Above picture shows cross section of a triangular strand. Three round wires are forming core of the strand. Flattened strand have greater surface area of steel. The Flattened Strand rope have about 15% greater cross sectional metallic area, hence they are stronger and have longer life. They are mainly used in the mining industry as haulage rope.
Compact Strand
If a strand is made by compacting wires, it is called compact strand. To make compact strands, ready made strands are forced through a series of rollers which compress the strand and shape the individual wires to have a flat outer surface.

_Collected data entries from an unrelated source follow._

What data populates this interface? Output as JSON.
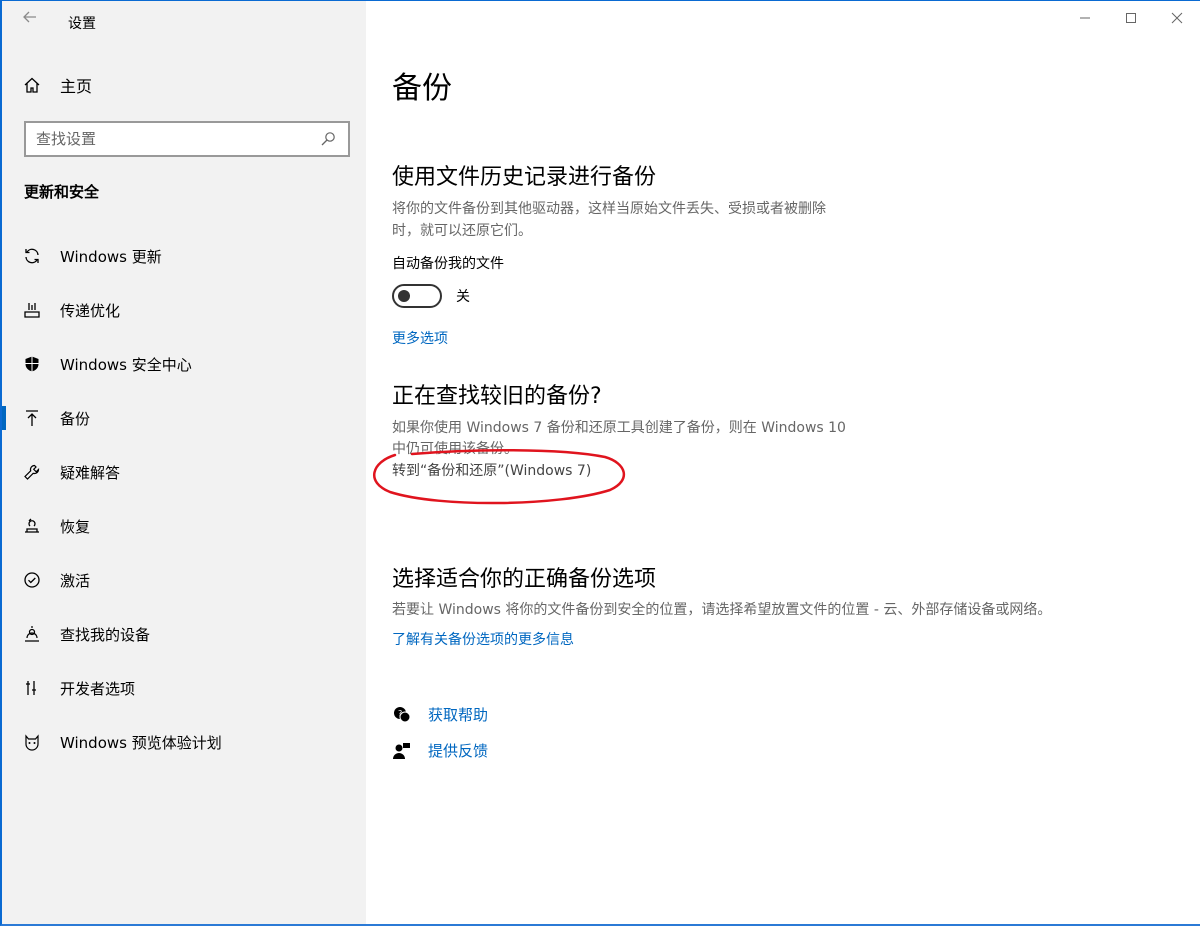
{
  "window": {
    "title": "设置"
  },
  "sidebar": {
    "home_label": "主页",
    "search_placeholder": "查找设置",
    "section_title": "更新和安全",
    "items": [
      {
        "label": "Windows 更新",
        "icon": "refresh-icon"
      },
      {
        "label": "传递优化",
        "icon": "delivery-icon"
      },
      {
        "label": "Windows 安全中心",
        "icon": "shield-icon"
      },
      {
        "label": "备份",
        "icon": "backup-arrow-icon",
        "active": true
      },
      {
        "label": "疑难解答",
        "icon": "wrench-icon"
      },
      {
        "label": "恢复",
        "icon": "recovery-icon"
      },
      {
        "label": "激活",
        "icon": "check-circle-icon"
      },
      {
        "label": "查找我的设备",
        "icon": "person-find-icon"
      },
      {
        "label": "开发者选项",
        "icon": "developer-icon"
      },
      {
        "label": "Windows 预览体验计划",
        "icon": "insider-cat-icon"
      }
    ]
  },
  "main": {
    "page_title": "备份",
    "file_history": {
      "heading": "使用文件历史记录进行备份",
      "desc_line1": "将你的文件备份到其他驱动器，这样当原始文件丢失、受损或者被删除",
      "desc_line2": "时，就可以还原它们。",
      "auto_label": "自动备份我的文件",
      "toggle_state": "关",
      "toggle_on": false,
      "more_options": "更多选项"
    },
    "older_backup": {
      "heading": "正在查找较旧的备份?",
      "desc_line1": "如果你使用 Windows 7 备份和还原工具创建了备份，则在 Windows 10",
      "desc_line2": "中仍可使用该备份。",
      "goto_link": "转到“备份和还原”(Windows 7)"
    },
    "choose_option": {
      "heading": "选择适合你的正确备份选项",
      "desc": "若要让 Windows 将你的文件备份到安全的位置，请选择希望放置文件的位置 - 云、外部存储设备或网络。",
      "learn_more": "了解有关备份选项的更多信息"
    },
    "help": {
      "get_help": "获取帮助",
      "feedback": "提供反馈"
    }
  },
  "colors": {
    "accent": "#0067c0",
    "annotation": "#e0141e",
    "sidebar_bg": "#f2f2f2"
  }
}
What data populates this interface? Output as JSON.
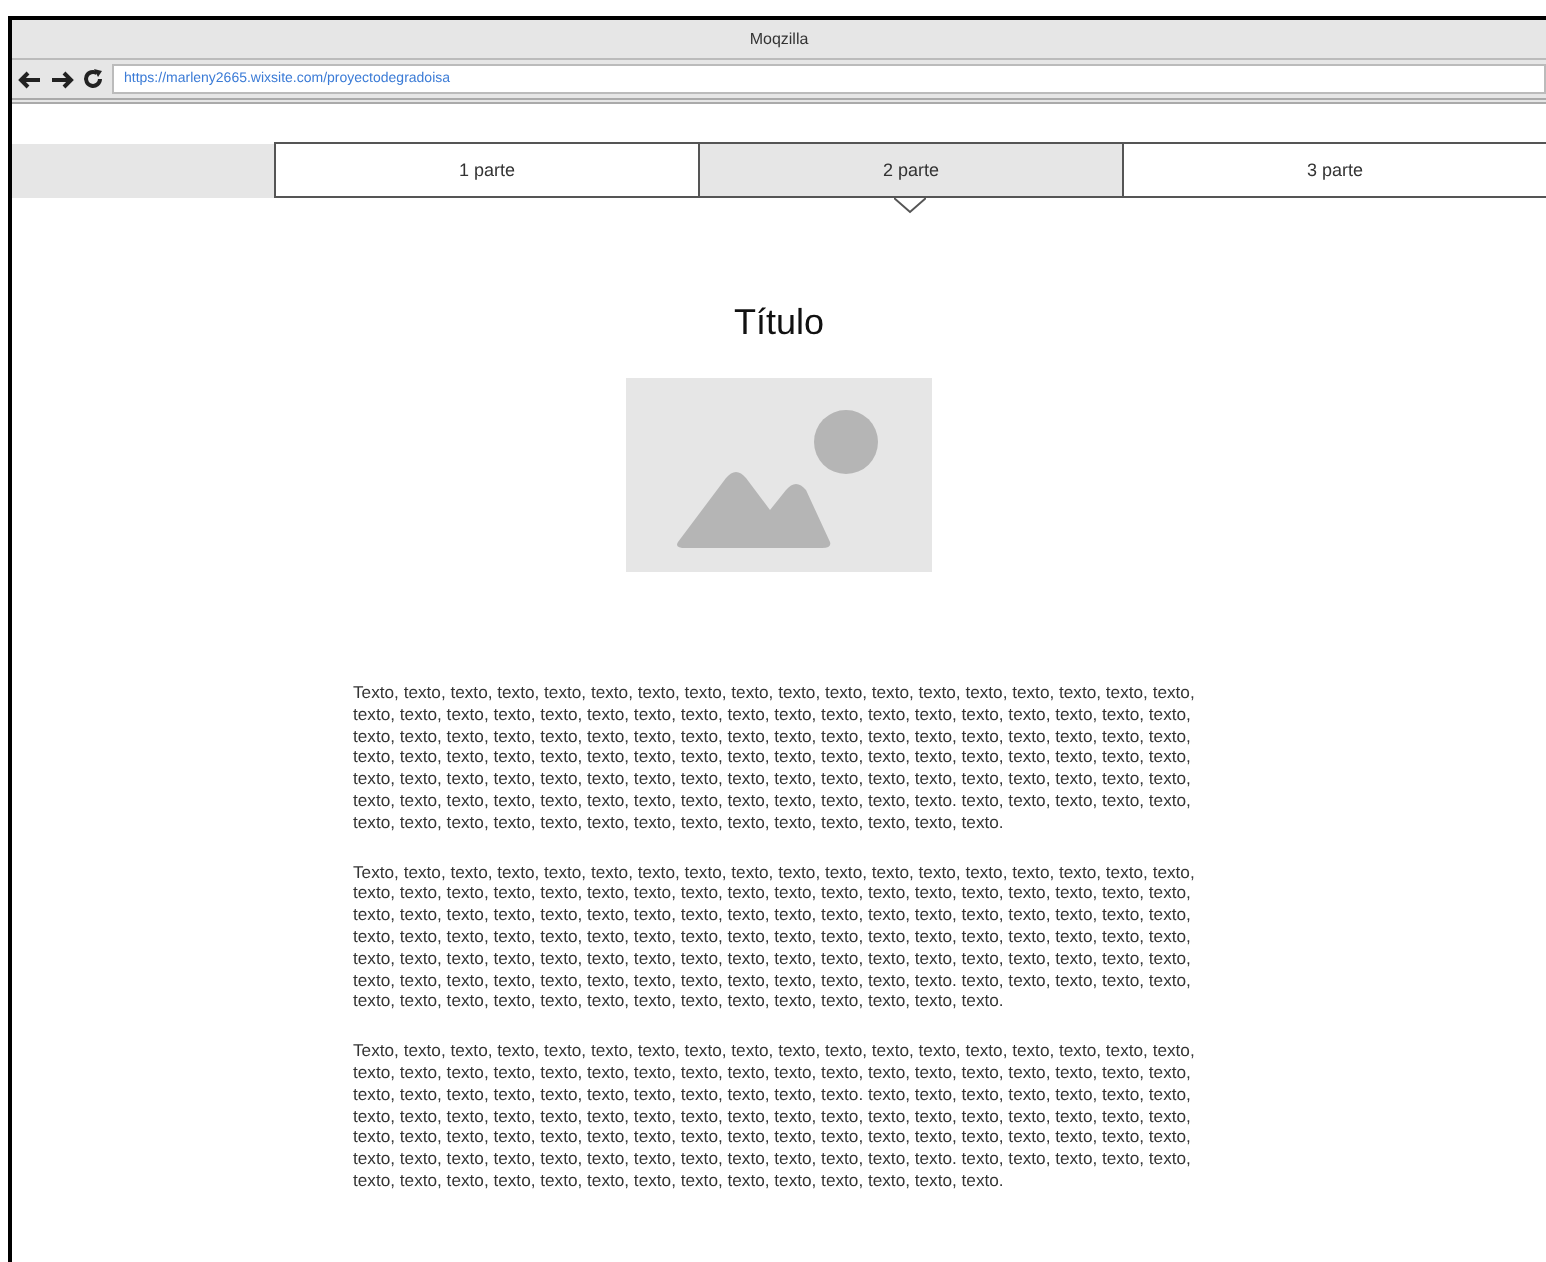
{
  "window": {
    "title": "Moqzilla"
  },
  "address_bar": {
    "url": "https://marleny2665.wixsite.com/proyectodegradoisa"
  },
  "tabs": [
    {
      "label": "1 parte",
      "selected": false
    },
    {
      "label": "2 parte",
      "selected": true
    },
    {
      "label": "3 parte",
      "selected": false
    }
  ],
  "title": "Título",
  "paragraphs": [
    "Texto, texto, texto, texto, texto, texto, texto, texto, texto, texto, texto, texto, texto, texto, texto, texto, texto, texto, texto, texto, texto, texto, texto, texto, texto, texto, texto, texto, texto, texto, texto, texto, texto, texto, texto, texto, texto, texto, texto, texto, texto, texto, texto, texto, texto, texto, texto, texto, texto, texto, texto, texto, texto, texto, texto, texto, texto, texto, texto, texto, texto, texto, texto, texto, texto, texto, texto, texto, texto, texto, texto, texto, texto, texto, texto, texto, texto, texto, texto, texto, texto, texto, texto, texto, texto, texto, texto, texto, texto, texto, texto, texto, texto, texto, texto, texto, texto, texto, texto, texto, texto, texto, texto. texto, texto, texto, texto, texto, texto, texto, texto, texto, texto, texto, texto, texto, texto, texto, texto, texto, texto, texto.",
    "Texto, texto, texto, texto, texto, texto, texto, texto, texto, texto, texto, texto, texto, texto, texto, texto, texto, texto, texto, texto, texto, texto, texto, texto, texto, texto, texto, texto, texto, texto, texto, texto, texto, texto, texto, texto, texto, texto, texto, texto, texto, texto, texto, texto, texto, texto, texto, texto, texto, texto, texto, texto, texto, texto, texto, texto, texto, texto, texto, texto, texto, texto, texto, texto, texto, texto, texto, texto, texto, texto, texto, texto, texto, texto, texto, texto, texto, texto, texto, texto, texto, texto, texto, texto, texto, texto, texto, texto, texto, texto, texto, texto, texto, texto, texto, texto, texto, texto, texto, texto, texto, texto, texto. texto, texto, texto, texto, texto, texto, texto, texto, texto, texto, texto, texto, texto, texto, texto, texto, texto, texto, texto.",
    "Texto, texto, texto, texto, texto, texto, texto, texto, texto, texto, texto, texto, texto, texto, texto, texto, texto, texto, texto, texto, texto, texto, texto, texto, texto, texto, texto, texto, texto, texto, texto, texto, texto, texto, texto, texto, texto, texto, texto, texto, texto, texto, texto, texto, texto, texto, texto. texto, texto, texto, texto, texto, texto, texto, texto, texto, texto, texto, texto, texto, texto, texto, texto, texto, texto, texto, texto, texto, texto, texto, texto, texto, texto, texto, texto, texto, texto, texto, texto, texto, texto, texto, texto, texto, texto, texto, texto, texto, texto, texto, texto, texto, texto, texto, texto, texto, texto, texto, texto, texto, texto, texto, texto. texto, texto, texto, texto, texto, texto, texto, texto, texto, texto, texto, texto, texto, texto, texto, texto, texto, texto, texto."
  ]
}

Above figure shows cross section of a 6X26 (1/5/5+5/10) Warrington – Seale pattern compact strand wire rope. The compacting process provides increased strength and durability. The smooth surface inherently provides a high resistance to abrasion and crushing improving service life of the rope.
Swage Compaction
This process is usually applied to wire ropes with plastic coated core. This process is applied after the rope has been manufactured and compresses the entire rope circumference. Due to the process, individual surface wires are shaped flat and strand gaps are closed. The process transforms the entire rope into a more 'round' shape as shown below (pictures of strand compaction is also given for comparison).
Rotation Resistant Rope
When loaded, steel wire rope generates torque at ends if both ends are fixed and turns if one end is unrestrained (for example anchored using a swivel). Rotation Resistant ropes ensure that problems associated with load rotation are minimized. Rotation resistant ropes are constructed with 2 or more layers of opposite twisted strands
Above figure shows19X7 wire rope designed to resist the tendency to spin or rotate under load. This is achieved by laying 6 strands around the core in one direction and then laying 12 strands around the first layer in another direction. If outer strands are NOT twisted in the opposite direction, the rope will not be rotation resistant. They are often used for hoisting unguided loads with a single part rope.
Two layer ropes have a larger tendency to rotate than three layer ones (e.g. class 34×7). Furthermore, two layer rotation resistant ropes will develop only about 55% to 75% of their breaking strength when one end is allowed to rotate freely. This number increases to between 95% to 100% for three layer rotation resistant ropes.
Locked Coil Ropes
These ropes have a smooth cylindrical surface. The outer wires of the rope are drawn to such shape that each one interlocks with its adjacent wire. The wires are disposed in concentric layers above a wire core instead of strands. They are used for material handling and mining application.
Lay and Lay Selection
Wire ropes are made in either Regular (Ordinary) Lay or Lang’s Lay. Information about lay and its selection is as under.
Lay
Lay is the direction (hand of lay) and length of the twist (length of lay) of wires in a strand and of the strands forming a wire rope.
Length of Lay
Each strand in a wire rope is helical in shape. The distance measured parallel to the axis or the centre line of a rope in which the strand makes one complete spiral around the rope is the length of rope lay.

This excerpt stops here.